My first summer in New York City was 1999. Fendi baguettes, pashminas, and Indian-inspired fashion were all the rage; Jennifer Lopez's "If You Had My Love" was the song of the summer; and the economy, flush with dot-com cash, was, in a word, great. It was the summer I discovered Sex and the City, morning coffee carts, sample sales, and my favorite drink to this day, Stoli Vanil and ginger ale. It was the summer I fell in love with Manhattan. I was here for a magazine internship, and I dragged two of my best friends, EF and JS, with me. We toughed it out for a month in NYU housing and then, almost effortlessly, found a sublet in the East Village, a quirky fifth-floor walk-up a block away from B-Bar, where we inevitably ended up every night. We threw a blowout party and narrowly avoided being busted by the cops. I walked to work, in Gramercy Park, every day. At the end of August, my internship over, I cried in the taxi on the way back to the airport.
I came back to stay less than a year later. My roommate CW and I ended up in the most random apartment ever, in Murray Hill, but it had a washer and dryer in the kitchen, and from the apartment, you could get anywhere in Manhattan in 20 minutes. Really. I got a job in magazine publishing; I went bar-hopping; I shopped. September 11th happened, and my love for New York only deepened. CW left the city for law school and I moved to the West Village, to my favorite apartment to date, a small but quiet aerie overlooking the neighborhood. If the wind was blowing in the right direction, I'd get a faint whiff of burgers from Corner Bistro, a scent that, trust me, is simply divine, even when it's in your apartment. I spotted celebs while running errands--Julianne Moore at the dry cleaner, Liv Tyler at the deli, Amy Sedaris at the coffee shop. While browsing the remainder tables at Biography Bookshop, I turned up my nose at the tourists waiting in line for Magnolia Bakery (I'll take the banana pudding over the cupcakes any day). I'd wander the small, irregular streets, trying to get lost on purpose, just so I could find my way home.

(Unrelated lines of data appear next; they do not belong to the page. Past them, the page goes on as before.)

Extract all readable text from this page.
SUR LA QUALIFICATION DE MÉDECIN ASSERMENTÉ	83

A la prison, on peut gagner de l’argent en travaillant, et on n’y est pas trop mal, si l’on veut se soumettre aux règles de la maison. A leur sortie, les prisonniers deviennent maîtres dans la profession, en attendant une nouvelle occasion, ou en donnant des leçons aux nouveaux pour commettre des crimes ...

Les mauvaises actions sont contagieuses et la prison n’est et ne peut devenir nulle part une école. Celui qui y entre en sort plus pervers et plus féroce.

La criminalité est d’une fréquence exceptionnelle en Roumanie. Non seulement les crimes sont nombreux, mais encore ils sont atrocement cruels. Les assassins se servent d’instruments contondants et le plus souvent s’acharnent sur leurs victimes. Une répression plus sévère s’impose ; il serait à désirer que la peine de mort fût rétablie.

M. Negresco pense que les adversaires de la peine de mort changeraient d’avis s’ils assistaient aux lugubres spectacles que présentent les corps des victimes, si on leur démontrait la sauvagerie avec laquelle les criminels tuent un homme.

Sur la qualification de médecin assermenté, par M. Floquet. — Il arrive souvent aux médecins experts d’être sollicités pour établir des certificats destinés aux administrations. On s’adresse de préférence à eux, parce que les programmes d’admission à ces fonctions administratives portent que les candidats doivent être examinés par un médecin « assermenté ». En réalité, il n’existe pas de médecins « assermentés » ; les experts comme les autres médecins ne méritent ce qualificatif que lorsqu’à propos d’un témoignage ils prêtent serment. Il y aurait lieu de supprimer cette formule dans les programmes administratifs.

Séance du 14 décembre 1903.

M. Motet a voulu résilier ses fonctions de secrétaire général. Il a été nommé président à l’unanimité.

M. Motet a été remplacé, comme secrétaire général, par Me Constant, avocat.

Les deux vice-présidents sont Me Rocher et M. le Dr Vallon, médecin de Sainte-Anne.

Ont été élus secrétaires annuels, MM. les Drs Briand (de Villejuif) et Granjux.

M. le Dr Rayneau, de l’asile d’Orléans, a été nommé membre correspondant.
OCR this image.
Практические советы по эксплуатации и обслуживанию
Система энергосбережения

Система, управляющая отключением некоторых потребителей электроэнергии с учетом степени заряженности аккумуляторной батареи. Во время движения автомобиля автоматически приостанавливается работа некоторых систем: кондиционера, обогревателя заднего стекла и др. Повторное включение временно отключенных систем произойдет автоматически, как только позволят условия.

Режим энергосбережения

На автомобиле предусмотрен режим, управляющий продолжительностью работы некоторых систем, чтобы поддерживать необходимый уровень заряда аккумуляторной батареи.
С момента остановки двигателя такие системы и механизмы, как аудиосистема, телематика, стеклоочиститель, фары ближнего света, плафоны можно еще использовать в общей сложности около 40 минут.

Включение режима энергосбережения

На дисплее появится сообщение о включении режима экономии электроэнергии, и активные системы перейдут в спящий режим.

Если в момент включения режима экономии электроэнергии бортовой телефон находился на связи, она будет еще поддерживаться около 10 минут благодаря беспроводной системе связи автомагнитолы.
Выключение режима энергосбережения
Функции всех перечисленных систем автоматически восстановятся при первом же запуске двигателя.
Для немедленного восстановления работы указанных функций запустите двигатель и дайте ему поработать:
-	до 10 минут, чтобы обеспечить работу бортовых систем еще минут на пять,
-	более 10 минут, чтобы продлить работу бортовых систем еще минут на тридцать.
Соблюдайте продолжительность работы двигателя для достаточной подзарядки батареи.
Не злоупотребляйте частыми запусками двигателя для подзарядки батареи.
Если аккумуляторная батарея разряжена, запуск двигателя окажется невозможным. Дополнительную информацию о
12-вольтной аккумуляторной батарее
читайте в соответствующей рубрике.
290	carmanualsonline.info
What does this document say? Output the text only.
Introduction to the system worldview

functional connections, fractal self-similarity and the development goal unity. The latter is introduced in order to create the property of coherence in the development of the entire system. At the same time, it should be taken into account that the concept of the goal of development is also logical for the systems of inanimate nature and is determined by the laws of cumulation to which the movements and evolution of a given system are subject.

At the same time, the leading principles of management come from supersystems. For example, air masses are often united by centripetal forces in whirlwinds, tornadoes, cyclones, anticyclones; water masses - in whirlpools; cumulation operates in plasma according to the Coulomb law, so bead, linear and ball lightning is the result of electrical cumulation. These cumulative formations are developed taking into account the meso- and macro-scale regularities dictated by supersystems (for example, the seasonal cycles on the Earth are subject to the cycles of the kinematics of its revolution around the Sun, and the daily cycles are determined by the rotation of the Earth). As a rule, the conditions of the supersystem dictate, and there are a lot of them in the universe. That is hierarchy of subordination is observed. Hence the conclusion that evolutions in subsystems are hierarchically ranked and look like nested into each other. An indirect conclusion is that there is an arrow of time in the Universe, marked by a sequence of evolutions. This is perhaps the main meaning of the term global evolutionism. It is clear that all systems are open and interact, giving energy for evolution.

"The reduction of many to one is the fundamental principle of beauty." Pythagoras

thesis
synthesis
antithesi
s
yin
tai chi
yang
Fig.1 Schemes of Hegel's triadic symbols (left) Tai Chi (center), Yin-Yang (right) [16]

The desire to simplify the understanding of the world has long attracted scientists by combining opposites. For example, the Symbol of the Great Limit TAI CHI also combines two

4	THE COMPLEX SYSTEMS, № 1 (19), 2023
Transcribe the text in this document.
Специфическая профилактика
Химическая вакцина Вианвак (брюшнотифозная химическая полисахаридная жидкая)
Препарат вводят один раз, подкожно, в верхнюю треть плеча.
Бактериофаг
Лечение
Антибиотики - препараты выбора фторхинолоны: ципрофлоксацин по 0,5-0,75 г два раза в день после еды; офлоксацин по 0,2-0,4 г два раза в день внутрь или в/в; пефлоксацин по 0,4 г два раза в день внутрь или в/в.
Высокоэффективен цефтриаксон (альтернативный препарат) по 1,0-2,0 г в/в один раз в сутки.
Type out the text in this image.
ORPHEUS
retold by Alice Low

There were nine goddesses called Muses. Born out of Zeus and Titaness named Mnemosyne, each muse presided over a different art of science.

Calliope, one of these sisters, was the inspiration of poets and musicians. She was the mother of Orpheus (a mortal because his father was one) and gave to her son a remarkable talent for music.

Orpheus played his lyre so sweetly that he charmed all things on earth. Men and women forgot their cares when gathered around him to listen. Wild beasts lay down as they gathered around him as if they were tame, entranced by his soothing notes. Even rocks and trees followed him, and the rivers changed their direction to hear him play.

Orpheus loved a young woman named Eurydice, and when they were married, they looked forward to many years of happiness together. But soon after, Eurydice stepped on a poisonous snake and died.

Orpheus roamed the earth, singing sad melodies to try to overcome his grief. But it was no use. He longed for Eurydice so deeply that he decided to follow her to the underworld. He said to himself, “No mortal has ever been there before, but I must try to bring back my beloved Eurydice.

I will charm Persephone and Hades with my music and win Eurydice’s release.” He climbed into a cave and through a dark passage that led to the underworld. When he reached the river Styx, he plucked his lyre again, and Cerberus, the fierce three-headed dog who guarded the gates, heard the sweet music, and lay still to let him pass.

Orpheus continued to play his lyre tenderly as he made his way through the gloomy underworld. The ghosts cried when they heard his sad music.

Most importantly, the West Village is where MW and I fell in love. Which was why, when we decided to finally move in together, it was really hard for me to leave. At the time, moving to the East Village seemed logical: We could get more space for less money, we'd be closer to more of our friends, and we wouldn't have to deal with the entitled masses who were now clogging the West Village's once-neighborhoody bars and restaurants. And, hey, I loved living in the East Village several years ago. But as we discovered, just because you love something when you're 21 doesn't mean you'll love it when you're 29. Also, the neighborhood has changed a bit since I lived here last. Gone are the quiet, hipster-clogged bars and undiscovered hole-in-the-wall restaurants; the East Village is now where everyone in the city goes to get drunk. Not drink--I mean get drunk. Case in point: on New Year's Eve, one of our guests observed a girl, dress hiked up and underwear in hand, peeing on our front stoop. Add that to the fact that half the crazy people in the neighborhood appear to live in our building--our downstairs neighbor likes to drill at 2 a.m., our next-door neighbors yell at each other all day long without ever growing hoarse--and MW and I concluded that drastic measures were required.
So we're moving to Brooklyn.
Sure, people have been complaining about how Manhattan has become a playground for the rich, that it's turning into one big mall, that it's played out and boring. All of these things are partially true, but they're not why I'm leaving. Maybe it's because I'm getting old and all I want is peace and quiet; maybe it's because Manhattan has a way of wearing me down; maybe the best way for me to truly appreciate Manhattan is not to live in it. I don't really know why I'm leaving, to be honest, but what I do know is that I'm over it. Sure, I'll miss being able to walk anywhere. I'll also miss all the health-food stores and vegan-friendly restaurants. And the nice Chinese lady who passes out the A.M. New Yorks every morning at the Second Avenue subway stop. And let's not forget the shopping. But I won't miss the noise, the people everywhere at all hours, or the anxiety that both of those things cause me. But you know what? If I do miss any of these things, I'll just take a subway ride back. After all, Manhattan is only a bridge (or tunnel) away.
Sorry for the lack of posts this week; I'm taking the rest of the week off to move. But I'll be back, better than ever, on Monday, coming to you from leafy, sleepy, and, yes, quiet Cobble Hill, Brooklyn.